Much in the manner of Hamas' usual public rallies, supporters marched en masse in half a dozen Gaza towns and cities, waving the group's green Islamic flags, passing out celebratory sweets and shouting "God is great!" through loudspeakers.

But Zahar, in remarks that seemed emblematic of Hamas' new aspirations, sounded like an earnest politician anywhere extolling the virtues of democracy.

"Everybody won, those who were elected and those who were not, because the exercise of this process is more important than the winners," Zahar said at a news conference in Gaza City.

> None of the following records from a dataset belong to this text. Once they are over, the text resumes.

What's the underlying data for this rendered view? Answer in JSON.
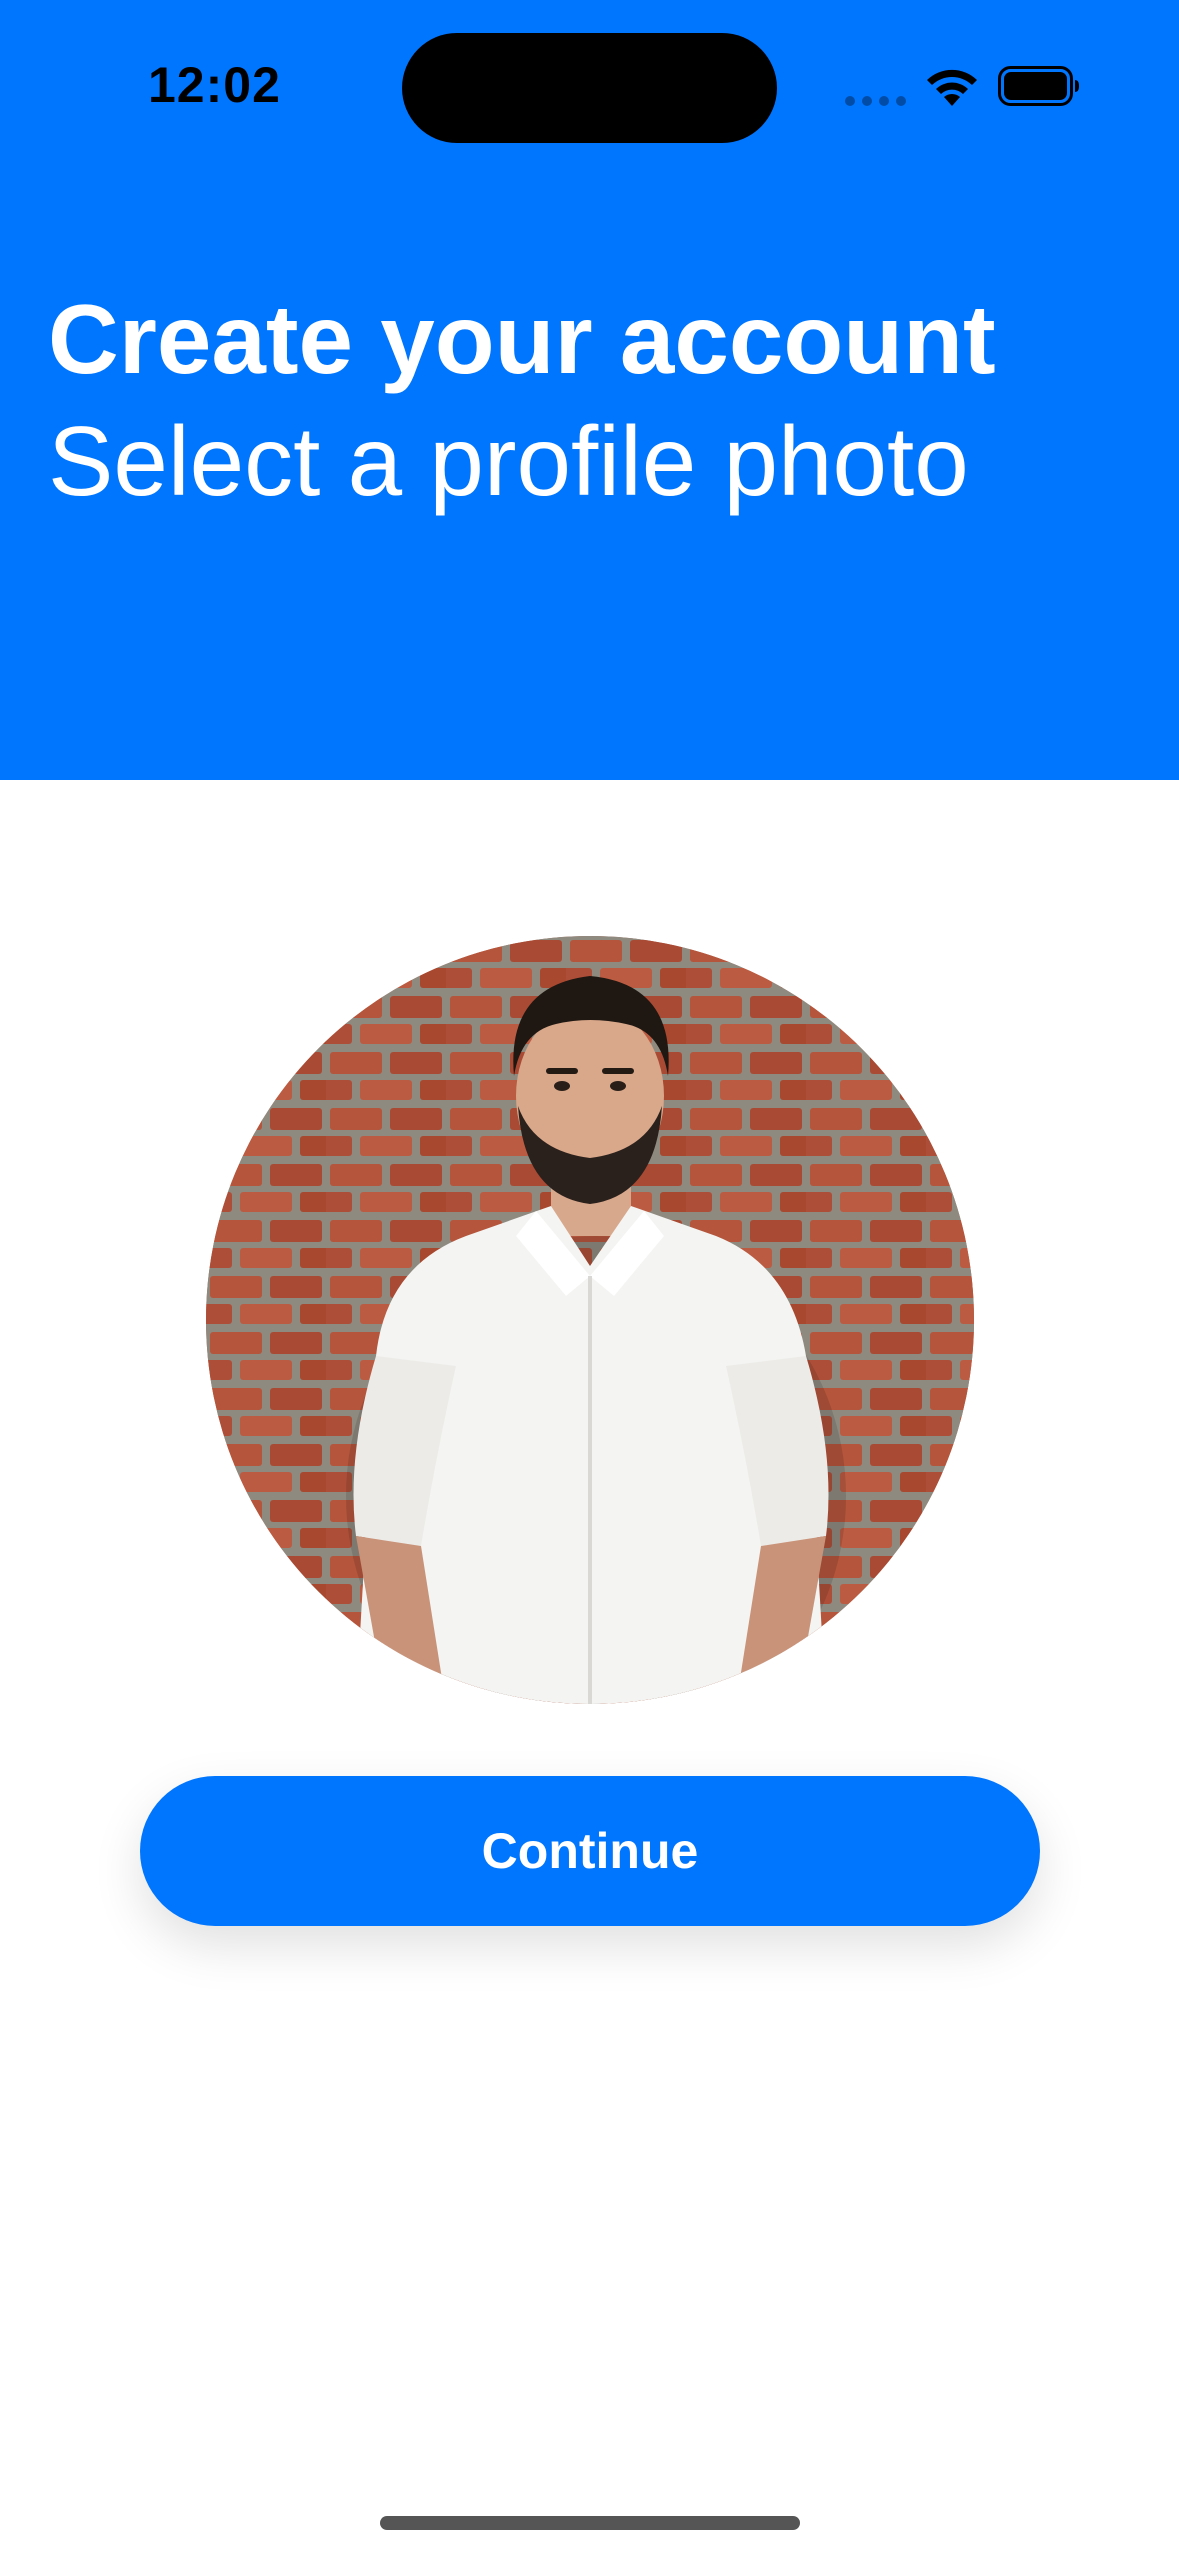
{
  "status_bar": {
    "time": "12:02",
    "icons": [
      "cellular-dots-icon",
      "wifi-icon",
      "battery-icon"
    ]
  },
  "header": {
    "title": "Create your account",
    "subtitle": "Select a profile photo",
    "background_color": "#0076FF"
  },
  "profile_photo": {
    "image": "profile-photo"
  },
  "actions": {
    "continue_label": "Continue",
    "button_color": "#0076FF"
  }
}
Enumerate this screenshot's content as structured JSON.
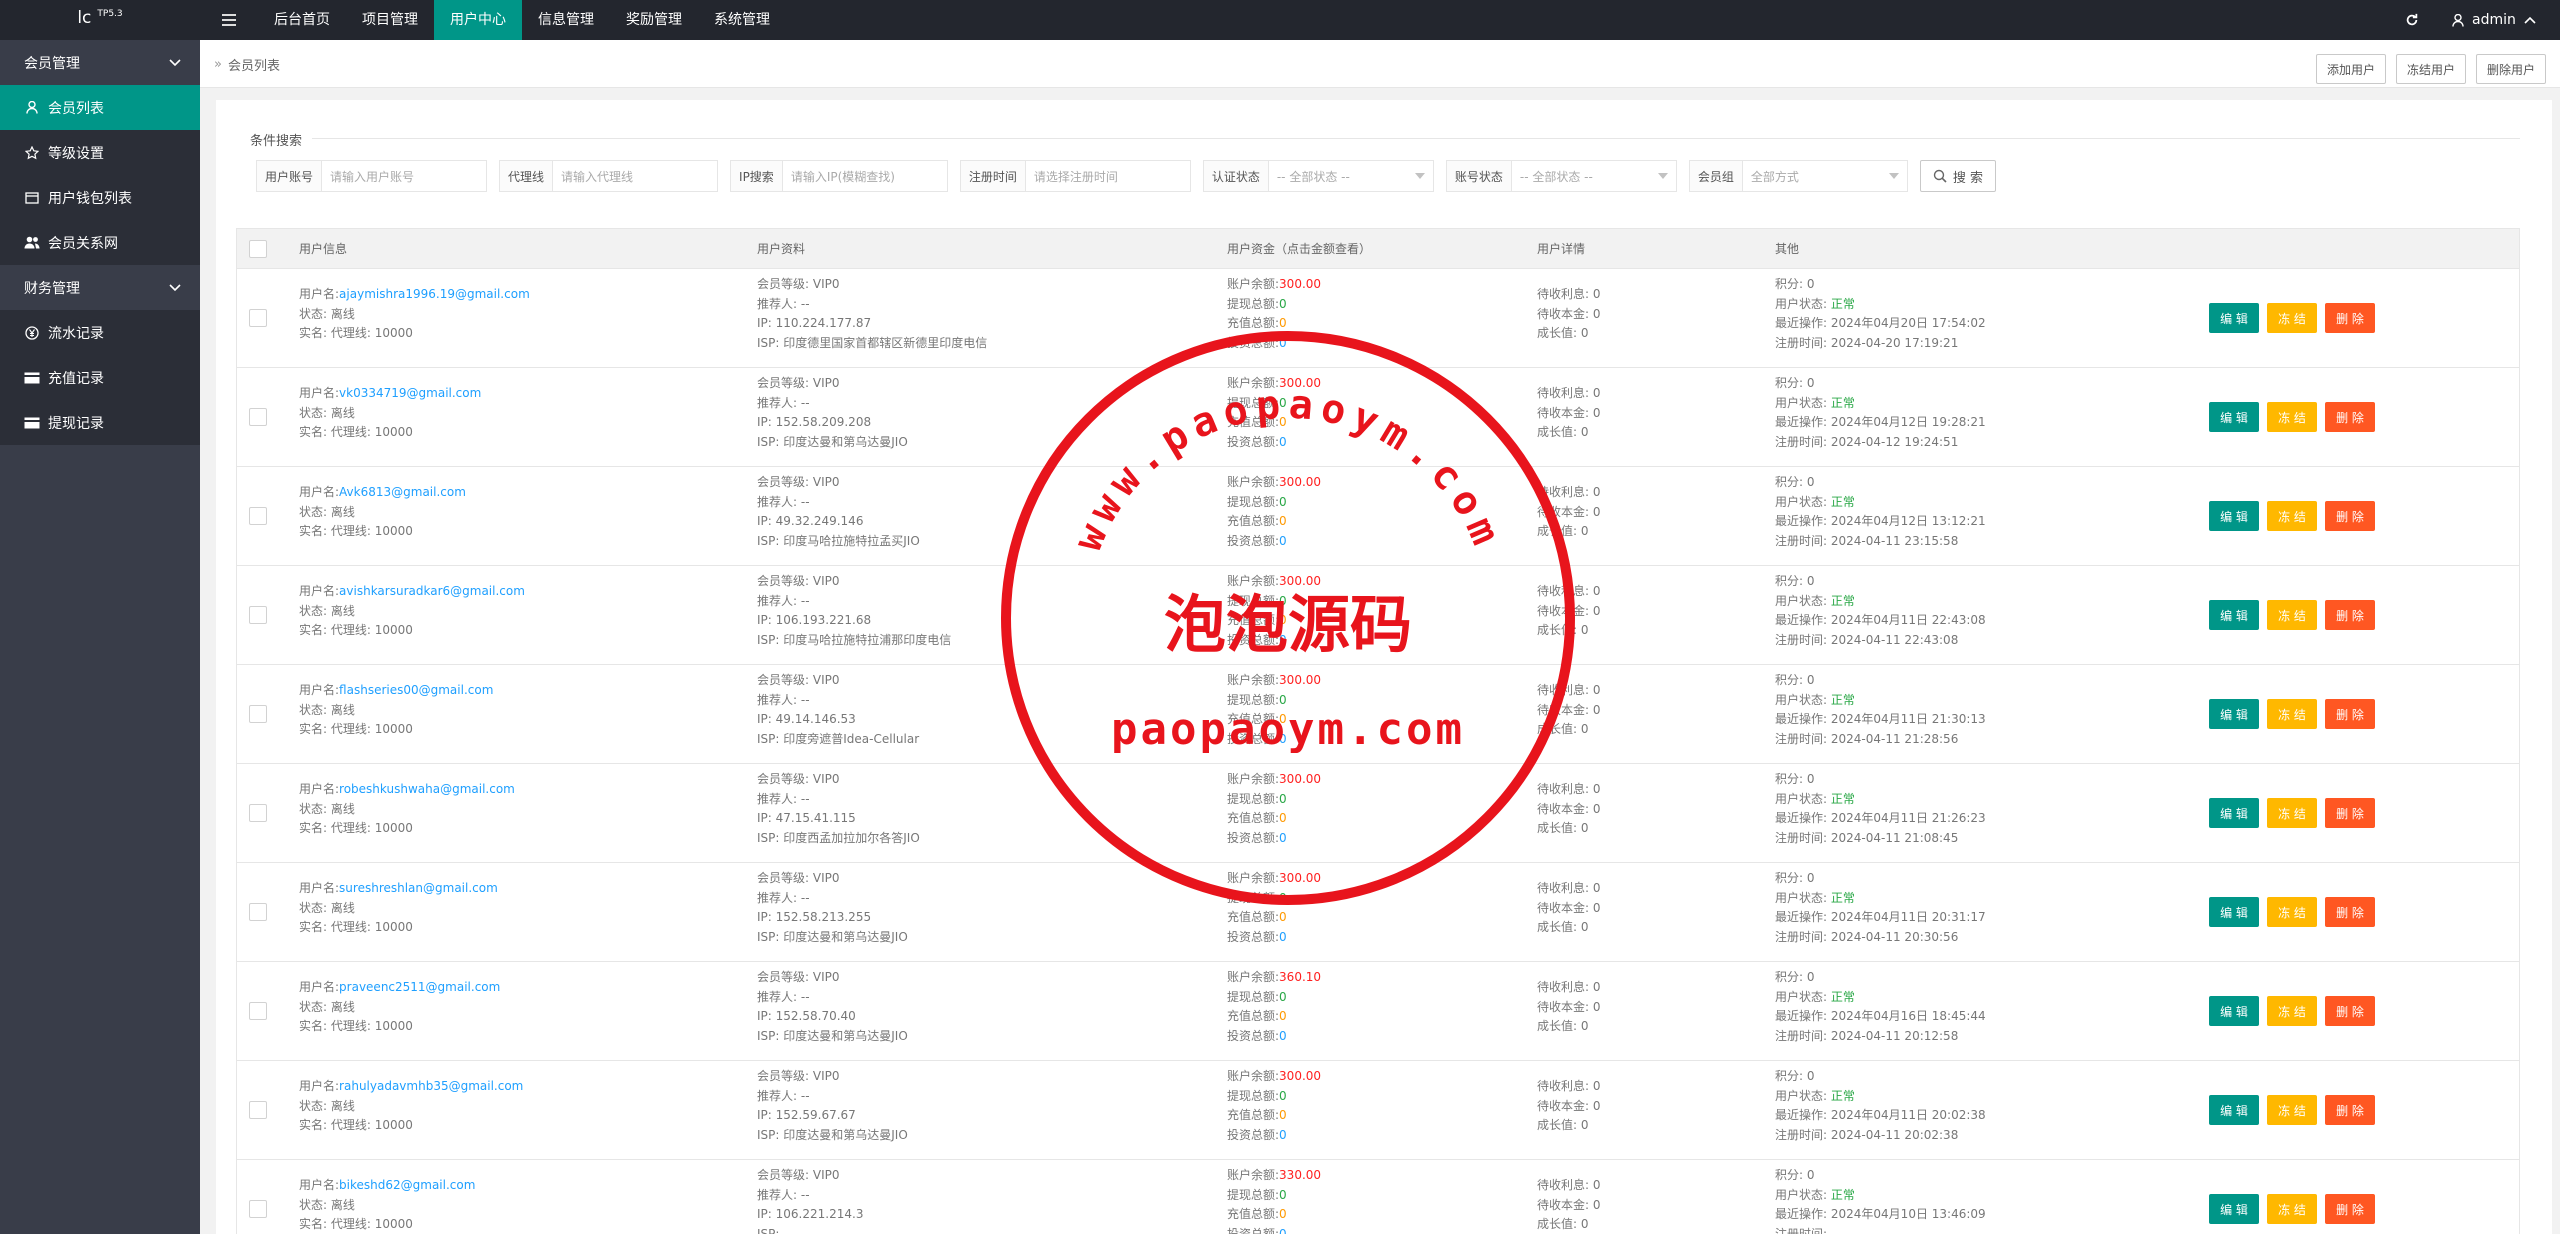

Odd as that assertion might have sounded coming from a leader of a violent armed faction, the turnout — more than 85%, according to Jamal Shoubaki, the Palestinian minister for local government — suggested a strong pent-up desire to practice democracy.

Many Palestinians, even those who were supporters of Arafat's ruling Fatah movement, felt stifled and disenfranchised by the late president's near-absolute grip on power.

Of the 118 winners of seats on municipal councils, 75 were from Hamas, according to final official tallies. Fearing arrest or other repercussions, those candidates did not openly claim affiliation with the militant group, but instead called themselves the Change and Reform slate. Two other known Hamas members ran as independents and won.

Candidates affiliated with Fatah won 26 seats, and at least 11 posts went to independents thought to be Fatah supporters. The remaining seats were scattered among other independent candidates and a smaller party.

Continuing a trend set in municipal elections in the West Bank, female candidates also ran in substantial numbers. Shoubaki told reporters that women garnered 17% of the seats being contested, and added: "We are proud of this."

They appear to be getting the hang of this democracy deal pretty quickly.